William Burroughs aurait 99 ans aujourd’hui. Il était né le 5 février 1914, une date aussi bonne qu’une autre pour venir au monde.
Le 5 février 1914, bien sûr, personne ne savait qu’il deviendrait un des deux ou trois plus grands écrivains américains de son siècle. A St Louis du Missouri, tandis qu’il poussait ses premiers cris, on a dû se contenter de dire « oh, le joli bébé ». Des banalités, en somme.

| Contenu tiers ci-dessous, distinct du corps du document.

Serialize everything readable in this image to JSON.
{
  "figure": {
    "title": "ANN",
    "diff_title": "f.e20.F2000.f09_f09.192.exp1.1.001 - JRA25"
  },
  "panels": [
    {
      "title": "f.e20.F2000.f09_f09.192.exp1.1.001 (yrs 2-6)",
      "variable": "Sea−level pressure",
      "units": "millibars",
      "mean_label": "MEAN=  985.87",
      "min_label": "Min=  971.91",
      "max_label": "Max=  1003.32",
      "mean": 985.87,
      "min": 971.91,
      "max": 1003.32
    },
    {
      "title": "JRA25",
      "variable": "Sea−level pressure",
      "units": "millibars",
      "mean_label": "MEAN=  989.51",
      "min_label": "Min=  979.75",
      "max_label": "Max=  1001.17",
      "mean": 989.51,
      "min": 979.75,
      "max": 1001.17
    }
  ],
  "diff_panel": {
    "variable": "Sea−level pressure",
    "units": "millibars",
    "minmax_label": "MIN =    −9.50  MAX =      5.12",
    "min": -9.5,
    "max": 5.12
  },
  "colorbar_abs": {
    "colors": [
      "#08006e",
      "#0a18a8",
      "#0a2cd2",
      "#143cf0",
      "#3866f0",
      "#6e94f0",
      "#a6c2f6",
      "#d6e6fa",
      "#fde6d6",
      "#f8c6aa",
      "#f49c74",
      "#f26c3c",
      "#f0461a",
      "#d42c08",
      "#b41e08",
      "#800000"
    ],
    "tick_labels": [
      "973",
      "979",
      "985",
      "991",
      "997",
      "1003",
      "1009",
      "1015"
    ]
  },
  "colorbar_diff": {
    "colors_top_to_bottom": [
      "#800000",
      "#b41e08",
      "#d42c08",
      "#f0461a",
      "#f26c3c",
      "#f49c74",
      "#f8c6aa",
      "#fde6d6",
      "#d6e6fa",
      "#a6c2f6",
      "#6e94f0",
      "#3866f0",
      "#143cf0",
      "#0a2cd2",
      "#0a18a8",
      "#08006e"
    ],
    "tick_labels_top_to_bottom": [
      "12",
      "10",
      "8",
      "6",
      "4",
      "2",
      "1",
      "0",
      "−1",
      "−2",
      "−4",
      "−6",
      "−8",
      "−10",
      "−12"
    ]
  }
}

Comme tous les personnages ayant fait naître une légende, William Burroughs est souvent aimé pour de mauvaises raisons. Il est aussi détesté pour de mauvaises raisons, mais c’est un cas plus fréquent. La première des mauvaises raisons de l’aimer, c’est de l’aimer sans l’avoir lu. Oui, des gens détestent des films qu’ils n’ont pas vus, des livres qu’ils n’ont pas lus, ils sont en désaccord avec des déclarations qu’on leur a vaguement rapportées, c’est assez courant. Avec les légendes, nous trouvons aussi le cas de gens qui aiment un auteur mais ne le lisent pas. Ainsi, on aime Jack Kerouac pour sa belle gueule, Hemingway pour sa barbe d’ivrogne, on adule Joyce pour les mugs Finnegans wake qu’on trouve à Dublin, on adore Proust pour les téléfilms sur La Recherche, Céline pour se fringues rapiécées, ses chiens, ses chats, sa femme et Bukowski parce qu’il s’est saoulé en direct à la télévision française. On aime Chet Baker pour les photos de Chet Baker. On aime le Che pour la barbe du Che !

Dans les mauvaises raisons d’aimer Burroughs, voici les plus fréquentes :
• il fonda le mouvement beat
• il fit l’apologie de la drogue
• il est cool
• il inspira les punks
• il lutta pour faire reconnaître l’homosexualité
• c’est le Buster Keaton de la littérature

Évidemment, rien de tout cela n’est vrai, c’est ce qui arrive quand on aime un écrivain sans le lire. La variante peut consister à avoir quand même lu les quarante premières pages du Festin nu, puis à imaginer avoir une idée précise de son œuvre.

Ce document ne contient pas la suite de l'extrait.